The main idea of the study was to relate the perception of sensory signals to the brain's resting activity. There is namely a certain "background noise" in the brain even in the complete absence of external stimuli. The international team led by Christian Kell, Lorenzo Cordani and Joerg Stehle was able to show that the body independently downregulates resting activity in the sensory areas during dawn and dusk. The more resting activity was reduced, the better the test persons were able to perceive weak visual signals when measured afterwards.
This means that humans can perceive weak visual stimuli during dawn and dusk better than at other times of the day. In other words: During twilight, the signal-to-noise ratio in the sensory areas of the brain improves.

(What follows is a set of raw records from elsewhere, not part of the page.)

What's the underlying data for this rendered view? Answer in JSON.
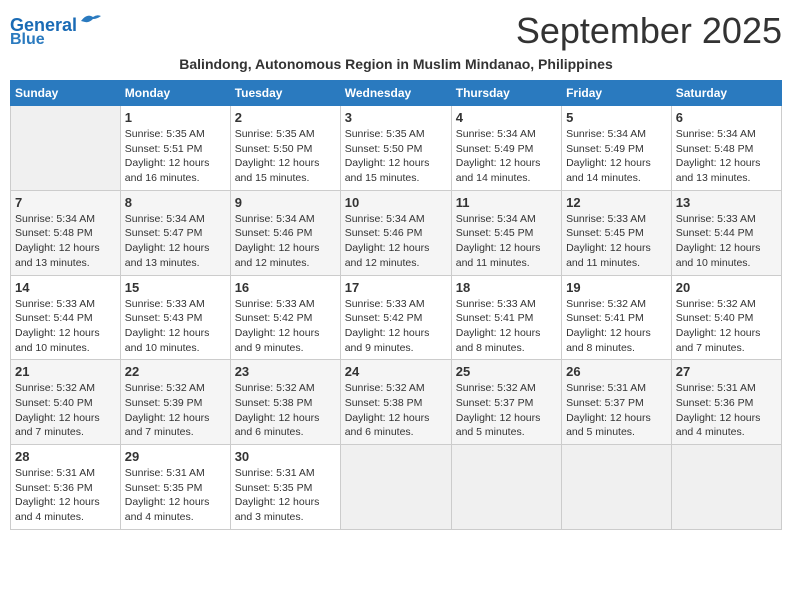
{
  "header": {
    "logo_line1": "General",
    "logo_line2": "Blue",
    "month_title": "September 2025",
    "subtitle": "Balindong, Autonomous Region in Muslim Mindanao, Philippines"
  },
  "weekdays": [
    "Sunday",
    "Monday",
    "Tuesday",
    "Wednesday",
    "Thursday",
    "Friday",
    "Saturday"
  ],
  "weeks": [
    [
      {
        "day": "",
        "info": ""
      },
      {
        "day": "1",
        "info": "Sunrise: 5:35 AM\nSunset: 5:51 PM\nDaylight: 12 hours\nand 16 minutes."
      },
      {
        "day": "2",
        "info": "Sunrise: 5:35 AM\nSunset: 5:50 PM\nDaylight: 12 hours\nand 15 minutes."
      },
      {
        "day": "3",
        "info": "Sunrise: 5:35 AM\nSunset: 5:50 PM\nDaylight: 12 hours\nand 15 minutes."
      },
      {
        "day": "4",
        "info": "Sunrise: 5:34 AM\nSunset: 5:49 PM\nDaylight: 12 hours\nand 14 minutes."
      },
      {
        "day": "5",
        "info": "Sunrise: 5:34 AM\nSunset: 5:49 PM\nDaylight: 12 hours\nand 14 minutes."
      },
      {
        "day": "6",
        "info": "Sunrise: 5:34 AM\nSunset: 5:48 PM\nDaylight: 12 hours\nand 13 minutes."
      }
    ],
    [
      {
        "day": "7",
        "info": "Sunrise: 5:34 AM\nSunset: 5:48 PM\nDaylight: 12 hours\nand 13 minutes."
      },
      {
        "day": "8",
        "info": "Sunrise: 5:34 AM\nSunset: 5:47 PM\nDaylight: 12 hours\nand 13 minutes."
      },
      {
        "day": "9",
        "info": "Sunrise: 5:34 AM\nSunset: 5:46 PM\nDaylight: 12 hours\nand 12 minutes."
      },
      {
        "day": "10",
        "info": "Sunrise: 5:34 AM\nSunset: 5:46 PM\nDaylight: 12 hours\nand 12 minutes."
      },
      {
        "day": "11",
        "info": "Sunrise: 5:34 AM\nSunset: 5:45 PM\nDaylight: 12 hours\nand 11 minutes."
      },
      {
        "day": "12",
        "info": "Sunrise: 5:33 AM\nSunset: 5:45 PM\nDaylight: 12 hours\nand 11 minutes."
      },
      {
        "day": "13",
        "info": "Sunrise: 5:33 AM\nSunset: 5:44 PM\nDaylight: 12 hours\nand 10 minutes."
      }
    ],
    [
      {
        "day": "14",
        "info": "Sunrise: 5:33 AM\nSunset: 5:44 PM\nDaylight: 12 hours\nand 10 minutes."
      },
      {
        "day": "15",
        "info": "Sunrise: 5:33 AM\nSunset: 5:43 PM\nDaylight: 12 hours\nand 10 minutes."
      },
      {
        "day": "16",
        "info": "Sunrise: 5:33 AM\nSunset: 5:42 PM\nDaylight: 12 hours\nand 9 minutes."
      },
      {
        "day": "17",
        "info": "Sunrise: 5:33 AM\nSunset: 5:42 PM\nDaylight: 12 hours\nand 9 minutes."
      },
      {
        "day": "18",
        "info": "Sunrise: 5:33 AM\nSunset: 5:41 PM\nDaylight: 12 hours\nand 8 minutes."
      },
      {
        "day": "19",
        "info": "Sunrise: 5:32 AM\nSunset: 5:41 PM\nDaylight: 12 hours\nand 8 minutes."
      },
      {
        "day": "20",
        "info": "Sunrise: 5:32 AM\nSunset: 5:40 PM\nDaylight: 12 hours\nand 7 minutes."
      }
    ],
    [
      {
        "day": "21",
        "info": "Sunrise: 5:32 AM\nSunset: 5:40 PM\nDaylight: 12 hours\nand 7 minutes."
      },
      {
        "day": "22",
        "info": "Sunrise: 5:32 AM\nSunset: 5:39 PM\nDaylight: 12 hours\nand 7 minutes."
      },
      {
        "day": "23",
        "info": "Sunrise: 5:32 AM\nSunset: 5:38 PM\nDaylight: 12 hours\nand 6 minutes."
      },
      {
        "day": "24",
        "info": "Sunrise: 5:32 AM\nSunset: 5:38 PM\nDaylight: 12 hours\nand 6 minutes."
      },
      {
        "day": "25",
        "info": "Sunrise: 5:32 AM\nSunset: 5:37 PM\nDaylight: 12 hours\nand 5 minutes."
      },
      {
        "day": "26",
        "info": "Sunrise: 5:31 AM\nSunset: 5:37 PM\nDaylight: 12 hours\nand 5 minutes."
      },
      {
        "day": "27",
        "info": "Sunrise: 5:31 AM\nSunset: 5:36 PM\nDaylight: 12 hours\nand 4 minutes."
      }
    ],
    [
      {
        "day": "28",
        "info": "Sunrise: 5:31 AM\nSunset: 5:36 PM\nDaylight: 12 hours\nand 4 minutes."
      },
      {
        "day": "29",
        "info": "Sunrise: 5:31 AM\nSunset: 5:35 PM\nDaylight: 12 hours\nand 4 minutes."
      },
      {
        "day": "30",
        "info": "Sunrise: 5:31 AM\nSunset: 5:35 PM\nDaylight: 12 hours\nand 3 minutes."
      },
      {
        "day": "",
        "info": ""
      },
      {
        "day": "",
        "info": ""
      },
      {
        "day": "",
        "info": ""
      },
      {
        "day": "",
        "info": ""
      }
    ]
  ]
}
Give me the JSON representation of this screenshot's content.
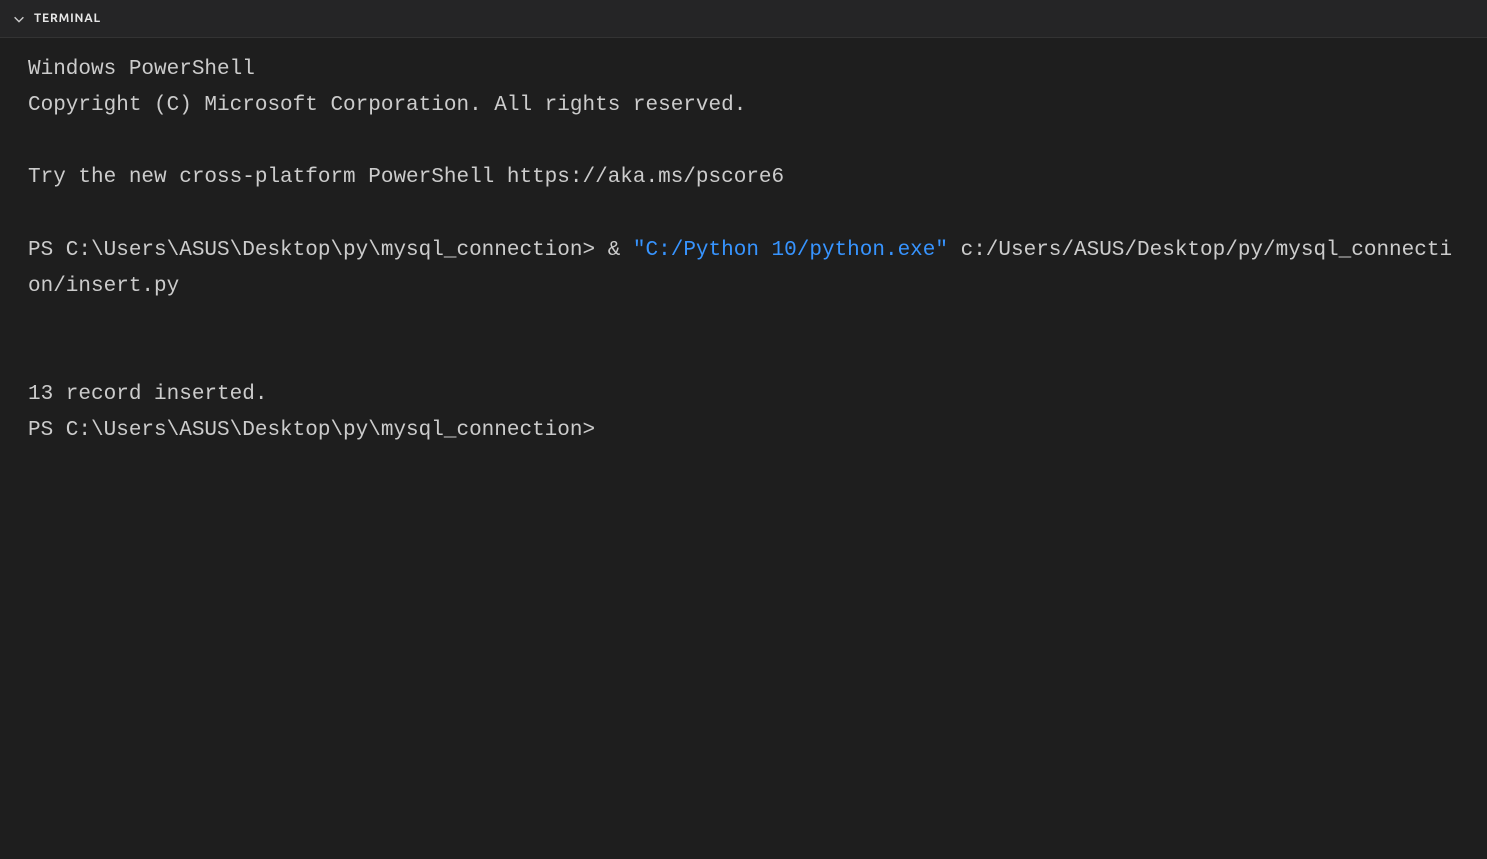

Since resting activity during twilight decreases not only in the visual but also in the auditory and somatosensory regions of the brain, the researchers assume that perception sharpens not only in the visual system. An earlier study already showed that weak auditory stimuli during twilight were perceived better. The mechanism now discovered, which was published in the latest issue of Nature Communications, could therefore represent a key evolutionary advantage that ensured survival in the pre-industrial era.